High supporting food sources, quality soil and longer growing season dictate higher volumes of supporting food, and less initial grazing pressure. The peas and radishes are the "candy", but even then they may be browsed lightly until the crops are harvested. The rye is the stable base of the mix. I would also consider adding soybeans to the mix as well, but at the same time fully planting with the intention of layering another broadcasting of rye if forages are grazed upon heavily entering Late Sept. The best scenerio is that the peas, beans and radishes equal an outstanding food source into December...the worst scenerio is that the candy is eaten early and often, grazing pressure is too high, and you need to add another 100-200#s of rye to the mix to fill-in the soil by late Sept.

Conclusion

Even with this detailed look at these 2 planting bases (Brassicas and Cereal Grains), what I recommend the most is to plant BOTH of these forage combinations, side by side, on every plot. This allows you to spread your deer usage consistently across your entire food plot system, with lower competition for bedding and general social space, than if you plant various plots with different forages, on different plots. Regardless though, balance is key to any habitat improvement-and that is the same in how bedding areas are created, travel corridors, as well as the use of waterholes for deer. There is no exact formula for success in any habitat creation, let alone with food plots....only the same concepts that work based on the application of balance.
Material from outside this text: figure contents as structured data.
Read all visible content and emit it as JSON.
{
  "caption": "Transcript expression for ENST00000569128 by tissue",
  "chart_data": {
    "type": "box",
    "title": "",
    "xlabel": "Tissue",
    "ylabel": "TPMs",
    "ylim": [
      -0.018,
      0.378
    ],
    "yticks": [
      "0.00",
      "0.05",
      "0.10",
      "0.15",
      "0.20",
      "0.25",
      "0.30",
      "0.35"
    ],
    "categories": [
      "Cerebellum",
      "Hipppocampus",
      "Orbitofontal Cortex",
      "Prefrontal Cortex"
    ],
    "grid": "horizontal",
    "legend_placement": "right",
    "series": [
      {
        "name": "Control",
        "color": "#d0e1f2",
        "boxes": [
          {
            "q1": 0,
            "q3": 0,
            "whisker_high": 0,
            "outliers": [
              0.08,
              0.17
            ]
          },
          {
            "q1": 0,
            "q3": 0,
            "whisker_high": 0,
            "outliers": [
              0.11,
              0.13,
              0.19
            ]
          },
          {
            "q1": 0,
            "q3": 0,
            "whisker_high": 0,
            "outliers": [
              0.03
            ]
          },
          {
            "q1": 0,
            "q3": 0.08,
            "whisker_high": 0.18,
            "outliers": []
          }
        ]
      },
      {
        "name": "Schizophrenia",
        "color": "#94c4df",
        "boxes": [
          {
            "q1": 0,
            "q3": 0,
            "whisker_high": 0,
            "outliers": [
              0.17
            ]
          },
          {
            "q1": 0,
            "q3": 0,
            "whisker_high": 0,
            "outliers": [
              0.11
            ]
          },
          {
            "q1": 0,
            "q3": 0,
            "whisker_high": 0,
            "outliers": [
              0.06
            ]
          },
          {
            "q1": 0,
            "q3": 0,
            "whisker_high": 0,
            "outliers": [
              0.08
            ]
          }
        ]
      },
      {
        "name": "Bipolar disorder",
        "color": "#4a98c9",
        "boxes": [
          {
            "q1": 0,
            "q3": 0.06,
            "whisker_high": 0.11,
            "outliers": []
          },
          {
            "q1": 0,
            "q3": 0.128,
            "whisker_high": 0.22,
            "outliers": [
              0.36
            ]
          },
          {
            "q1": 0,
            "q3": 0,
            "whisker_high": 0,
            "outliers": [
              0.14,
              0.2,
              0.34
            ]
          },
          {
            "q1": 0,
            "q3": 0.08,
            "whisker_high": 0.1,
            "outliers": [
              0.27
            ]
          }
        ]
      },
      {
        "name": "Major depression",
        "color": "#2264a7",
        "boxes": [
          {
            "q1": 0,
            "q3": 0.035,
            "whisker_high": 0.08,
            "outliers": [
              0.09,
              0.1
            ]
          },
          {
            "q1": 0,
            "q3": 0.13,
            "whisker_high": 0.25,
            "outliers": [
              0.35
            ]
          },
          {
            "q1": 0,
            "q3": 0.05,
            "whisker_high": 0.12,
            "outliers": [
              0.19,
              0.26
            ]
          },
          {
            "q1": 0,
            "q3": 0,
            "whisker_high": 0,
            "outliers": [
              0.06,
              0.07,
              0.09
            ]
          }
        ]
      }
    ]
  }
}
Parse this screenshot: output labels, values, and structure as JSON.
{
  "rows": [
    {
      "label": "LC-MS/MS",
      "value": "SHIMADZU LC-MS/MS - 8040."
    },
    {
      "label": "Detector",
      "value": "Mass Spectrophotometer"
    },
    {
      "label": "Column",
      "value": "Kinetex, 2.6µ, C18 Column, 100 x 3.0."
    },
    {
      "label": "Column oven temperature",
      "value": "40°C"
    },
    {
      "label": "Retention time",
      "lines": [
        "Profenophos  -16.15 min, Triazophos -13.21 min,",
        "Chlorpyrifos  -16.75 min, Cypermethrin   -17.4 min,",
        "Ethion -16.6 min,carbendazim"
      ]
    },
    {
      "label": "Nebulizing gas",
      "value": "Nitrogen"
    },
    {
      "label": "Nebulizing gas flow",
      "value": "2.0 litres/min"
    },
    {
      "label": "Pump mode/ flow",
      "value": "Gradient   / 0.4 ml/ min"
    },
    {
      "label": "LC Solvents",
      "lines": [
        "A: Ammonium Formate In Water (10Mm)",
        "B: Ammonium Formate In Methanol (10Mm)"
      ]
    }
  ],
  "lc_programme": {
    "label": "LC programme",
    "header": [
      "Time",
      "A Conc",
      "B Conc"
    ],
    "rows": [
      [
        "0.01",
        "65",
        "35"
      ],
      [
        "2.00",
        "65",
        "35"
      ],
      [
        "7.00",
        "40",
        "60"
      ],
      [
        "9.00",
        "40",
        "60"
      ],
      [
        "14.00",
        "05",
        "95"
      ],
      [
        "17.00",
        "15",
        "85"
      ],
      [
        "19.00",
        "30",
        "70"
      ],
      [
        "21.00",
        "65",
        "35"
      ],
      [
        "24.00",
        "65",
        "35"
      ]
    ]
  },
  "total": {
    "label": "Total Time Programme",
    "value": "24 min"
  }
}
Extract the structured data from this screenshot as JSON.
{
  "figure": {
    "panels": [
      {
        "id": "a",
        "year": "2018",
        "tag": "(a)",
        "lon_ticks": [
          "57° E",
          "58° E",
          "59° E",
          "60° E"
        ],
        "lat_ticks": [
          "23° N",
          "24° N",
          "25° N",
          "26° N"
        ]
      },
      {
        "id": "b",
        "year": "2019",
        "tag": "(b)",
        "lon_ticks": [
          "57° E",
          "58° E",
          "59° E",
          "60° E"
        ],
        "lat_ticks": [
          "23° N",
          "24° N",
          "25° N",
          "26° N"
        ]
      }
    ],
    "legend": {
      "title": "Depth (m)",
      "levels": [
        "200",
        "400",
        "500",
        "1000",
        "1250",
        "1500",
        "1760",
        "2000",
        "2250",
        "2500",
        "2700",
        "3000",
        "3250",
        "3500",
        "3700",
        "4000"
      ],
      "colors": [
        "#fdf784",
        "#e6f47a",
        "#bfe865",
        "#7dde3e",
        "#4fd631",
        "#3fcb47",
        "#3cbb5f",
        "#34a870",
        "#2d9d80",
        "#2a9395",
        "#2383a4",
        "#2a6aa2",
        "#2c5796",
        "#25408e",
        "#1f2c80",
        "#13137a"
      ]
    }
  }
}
The application of balance is critical, but it is still 2nd on the list of the "lowest hole in the bucket" for small parcel management....to Hunting Strategy, but that is another huge topic all-together. For a hint to more articles to come, the actual quality level of bedding areas, food sources, etc....are some of the highest holes in the bucket. In my experience, no level of habitat quality can overcome the most important influence of your small parcel's succes: "Hunting Strategy."